An artist rendition of the Dongfanghong-2 spacecraft.

Dongfanghong-2 - 40 years ago today


On the 8th of April 1984, a Long March 3 lifted off from Launch Complex 3 of the Xichang Satellite Launch Center bound for a geostationary transfer orbit. Aboard the rocket was the Dongfanghong-2 communications satellite.

Dongfanghong-2 was part of the Shiyong Tongbu Tongxing Weixing (實用定位通訊衛星), which literally means Operational Geostationary Communications Satellite in English, group of geostationary communications satellites, the group was commonly abbreviated to STTW. Dongfanghong-2 was also believed to be the name of the satellite bus used for the STTW satellites.

The satellite was the first communications satellite from China to enter geostationary orbit, making China the fifth country to do so. It would also be the first of five Dongfanghong-2 satellites to do so.

The Long March 3 lifting off from the Xichang Satellite Launch Center.
The Long March 3 lifting off from the Xichang Satellite Launch Center.

The Shiyong Tongbu Tongxing Weixing (實用定位通訊衛星) satellites were developed as part of Project 331 in the 1970s and 1980s with support from Deng Xiaoping, defacto leader of China from 1978 to 1990, and Zhou Enlai, Premier of China from 1954 to 1976, as a part of efforts to improve China's communications infrastructure.

A Shiyong Tongbu Tongxing Weixing (實用定位通訊衛星) satellite in a cleanroom.
A Shiyong Tongbu Tongxing Weixing (實用定位通訊衛星) satellite in a cleanroom.

The first STTW satellite to be launched did not enter geostationary orbit. STTW-T1 was launched on the 29th of January 1984 and was stranded in low Earth orbit after the third-stage engine of the Long March 3 failed to re-ignite. However, Teams on the ground did test the satellites' systems while it was in low Earth orbit and over China.

The second, launched on the 8th of April 1984, and third, launched on the 1st of February 1986, STTW satellites, dubbed STTW-T2 and STTW-T3, were both successfully placed into a geostationary transfer orbit by the Long March 3 as planned.

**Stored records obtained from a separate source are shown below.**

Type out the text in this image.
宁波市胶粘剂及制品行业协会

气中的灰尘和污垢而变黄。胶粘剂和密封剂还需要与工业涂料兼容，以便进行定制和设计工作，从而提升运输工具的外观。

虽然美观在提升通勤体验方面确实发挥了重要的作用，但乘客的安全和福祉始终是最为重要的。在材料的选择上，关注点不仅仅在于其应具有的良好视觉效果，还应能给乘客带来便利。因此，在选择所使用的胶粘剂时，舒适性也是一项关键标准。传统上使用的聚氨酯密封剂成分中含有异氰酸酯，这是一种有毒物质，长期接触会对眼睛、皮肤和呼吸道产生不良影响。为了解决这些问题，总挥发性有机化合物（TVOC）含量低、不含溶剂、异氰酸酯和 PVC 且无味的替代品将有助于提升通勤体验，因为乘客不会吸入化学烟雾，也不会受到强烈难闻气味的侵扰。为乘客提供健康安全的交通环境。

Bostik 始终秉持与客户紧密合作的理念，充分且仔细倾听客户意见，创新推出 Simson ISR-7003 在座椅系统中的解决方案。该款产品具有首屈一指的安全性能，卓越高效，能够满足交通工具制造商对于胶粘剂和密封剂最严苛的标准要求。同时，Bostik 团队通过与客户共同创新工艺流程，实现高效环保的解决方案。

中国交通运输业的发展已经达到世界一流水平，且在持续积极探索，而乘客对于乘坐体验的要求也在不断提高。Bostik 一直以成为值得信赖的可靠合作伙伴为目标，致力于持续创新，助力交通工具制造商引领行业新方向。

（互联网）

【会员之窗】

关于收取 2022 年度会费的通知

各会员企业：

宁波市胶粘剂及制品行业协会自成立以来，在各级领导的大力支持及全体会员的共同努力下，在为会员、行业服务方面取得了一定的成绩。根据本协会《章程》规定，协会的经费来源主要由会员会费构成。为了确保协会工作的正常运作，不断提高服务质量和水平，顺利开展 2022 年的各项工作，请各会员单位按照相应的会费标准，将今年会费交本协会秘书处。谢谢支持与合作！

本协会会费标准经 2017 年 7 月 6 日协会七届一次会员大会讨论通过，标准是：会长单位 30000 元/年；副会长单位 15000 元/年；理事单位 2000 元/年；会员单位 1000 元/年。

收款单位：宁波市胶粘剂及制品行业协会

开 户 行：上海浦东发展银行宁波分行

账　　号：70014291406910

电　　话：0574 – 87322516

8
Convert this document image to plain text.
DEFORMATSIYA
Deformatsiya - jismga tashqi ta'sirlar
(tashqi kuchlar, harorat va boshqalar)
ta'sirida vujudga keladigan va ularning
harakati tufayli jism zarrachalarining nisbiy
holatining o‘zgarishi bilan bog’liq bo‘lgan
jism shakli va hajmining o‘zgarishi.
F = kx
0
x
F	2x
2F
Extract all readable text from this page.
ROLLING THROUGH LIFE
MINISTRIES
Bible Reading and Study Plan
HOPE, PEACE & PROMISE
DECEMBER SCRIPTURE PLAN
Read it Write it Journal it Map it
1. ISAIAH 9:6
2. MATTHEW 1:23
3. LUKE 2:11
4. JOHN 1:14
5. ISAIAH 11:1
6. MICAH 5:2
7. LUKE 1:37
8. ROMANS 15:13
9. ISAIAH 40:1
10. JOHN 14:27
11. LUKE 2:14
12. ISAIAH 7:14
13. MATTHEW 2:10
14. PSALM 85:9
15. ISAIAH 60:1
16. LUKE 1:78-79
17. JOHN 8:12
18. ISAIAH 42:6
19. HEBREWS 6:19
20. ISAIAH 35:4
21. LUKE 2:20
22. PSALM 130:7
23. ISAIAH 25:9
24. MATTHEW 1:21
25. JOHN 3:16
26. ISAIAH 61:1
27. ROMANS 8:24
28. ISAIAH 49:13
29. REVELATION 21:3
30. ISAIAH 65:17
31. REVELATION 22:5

To enter geostationary orbit, both satellites had an FG-15 small solid rocket motor kick-stage that was designed specifically to put the spacecraft into their intended orbits.

The first three STTW satellites, built on the Dongfanghong-2 bus, led the way for the next four communications satellites, built on the Dongfanghong-2A bus. The following four STTW satellites would later be dubbed ChinaSat 1 through 4 and would serve both civilian and military communication needs. ChinaSat 4 however was lost when the third-stage of the Long March 3 failed during its burn to geostationary transfer orbit. The four satellites using the Dongfanghong-2A bus would use an FG-15B small solid rocket motor kick-stage to enter geostationary orbit.

A Shiyong Tongbu Tongxing Weixing (實用定位通訊衛星) satellite in a cleanroom.
A Shiyong Tongbu Tongxing Weixing (實用定位通訊衛星) satellite in a cleanroom.

The Shiyong Tongbu Tongxing Weixing (實用定位通訊衛星) satellites were 2.1 meters in diameter and 3.1 meters tall, the satellites were believed to be 8.5 meters tall once the antenna was deployed in space. In geostationary orbit, the satellites weighed approximately 441 kilograms. The solid rocket motor kick-stages that placed the satellites in geostationary orbit are believed to have weighed 580 kilograms. For power, the satellites had twenty-thousand solar cells attached to the sides, while behind the Earth the spacecraft used battery power. The spacecraft also had a parabolic antenna mounted on the top, which would be rotated to be kept aligned with receiving stations on the Earth below.

Each satellite was believed to have provided two-hundred telephone lines and fifteen television and radio channels. They also provided a communications link between eastern China and its coastal regions in the west.

At the end of each of the satellites' operations in geostationary orbit, they were sent to a graveyard orbit higher than their previous orbits. Each satellite had a designed operating life of four and a half years.